Why Not Just use ES2015?  That’s a great option! Learning ES2015 is a huge leap from ES5. Once you master ES2015, I argue that going from there to TypeScript is a very small step.

In many ways, taking the time to learn ECMAScript 2015 is the best option even if you think you’re ready to start using TypeScript.  Making the journey from ES5 to ES2015 and then later on to TypeScript will help you to clearly understand which new features are standard ECMAScript and which are TypeScript … knowledge you’re likely to be fuzzy on if you move straight from ES5 to TypeScript.

Flow

If you’ve already become convinced that you need a type system for JavaScript development or you’re just looking to test the waters, you might consider a lighter-weight alternative to the TypeScript platform: Facebook’s Flow project.  Flow is a static type checker for JavaScript designed to gain static type checking benefits  without losing the “feel” of coding in JavaScript and in some cases it does a better job at catching type-related errors than TypeScript.

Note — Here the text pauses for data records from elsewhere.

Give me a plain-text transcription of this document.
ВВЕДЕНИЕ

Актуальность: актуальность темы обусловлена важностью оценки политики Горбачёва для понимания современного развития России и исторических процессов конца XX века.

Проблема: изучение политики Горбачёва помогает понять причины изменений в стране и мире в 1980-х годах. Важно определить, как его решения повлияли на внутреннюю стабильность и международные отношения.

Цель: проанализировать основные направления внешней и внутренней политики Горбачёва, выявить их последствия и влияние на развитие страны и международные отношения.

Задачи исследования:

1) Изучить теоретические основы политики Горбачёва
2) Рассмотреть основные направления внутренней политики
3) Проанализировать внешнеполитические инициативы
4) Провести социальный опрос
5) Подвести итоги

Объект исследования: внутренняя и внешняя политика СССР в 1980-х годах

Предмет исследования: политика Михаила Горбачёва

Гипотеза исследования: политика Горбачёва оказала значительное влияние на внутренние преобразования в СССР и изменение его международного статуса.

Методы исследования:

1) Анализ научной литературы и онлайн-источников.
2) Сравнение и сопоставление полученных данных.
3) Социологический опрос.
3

For the most part, Flow’s type system is identical to that of TypeScript, so it shouldn’t be too hard to convert to TypeScript down the road if desired.  Several IDEs have Flow support including Web Storm, Sublime Text, Atom, and of course Facebook’s own Nuclide.

As of August 2016, Flow also supports Windows.  Unfortunately this support has only recently become available, so Flow doesn’t yet enjoy the same IDE support on Windows as it does on OSX and Linux platforms.  IDE support can likely be expected to improve going forward.

Test-Driven Development

If you’ve found the primary appeal of TypeScript to be the immediate feedback you receive from the tooling, another methodology for achieving this (which has far greater benefits) is the practice of Test-Driven Development (TDD). The TDD methodology not only provides a rapid feedback cycle, but (if done properly) results in duplication-free code that is more maintainable by constraining the team to only developing the behavior needed by the application, and results in a regression-test suite which provides a safety net for future modifications as well as documentation for how the system is intended to be used. Of course, these same benefits can be realized with TypeScript development as well, but teams practicing TDD may find less need for TypeScript’s compiler-generated error checking.

 

Conclusion

After taking some time to explore TypeScript, I’ve found that aspects of its ecosystem are very compelling, particularly the tooling that’s available for the platform.  Nevertheless, it still seems a bit early to know what role the platform will play in the future of Web development.

Personally, I like the JavaScript language and, while I see some advantages of introducing type checking, I think a wiser course for now would be to invest in learning EcmaScript 2015 and keep a watchful eye on TypeScript adoption going forward.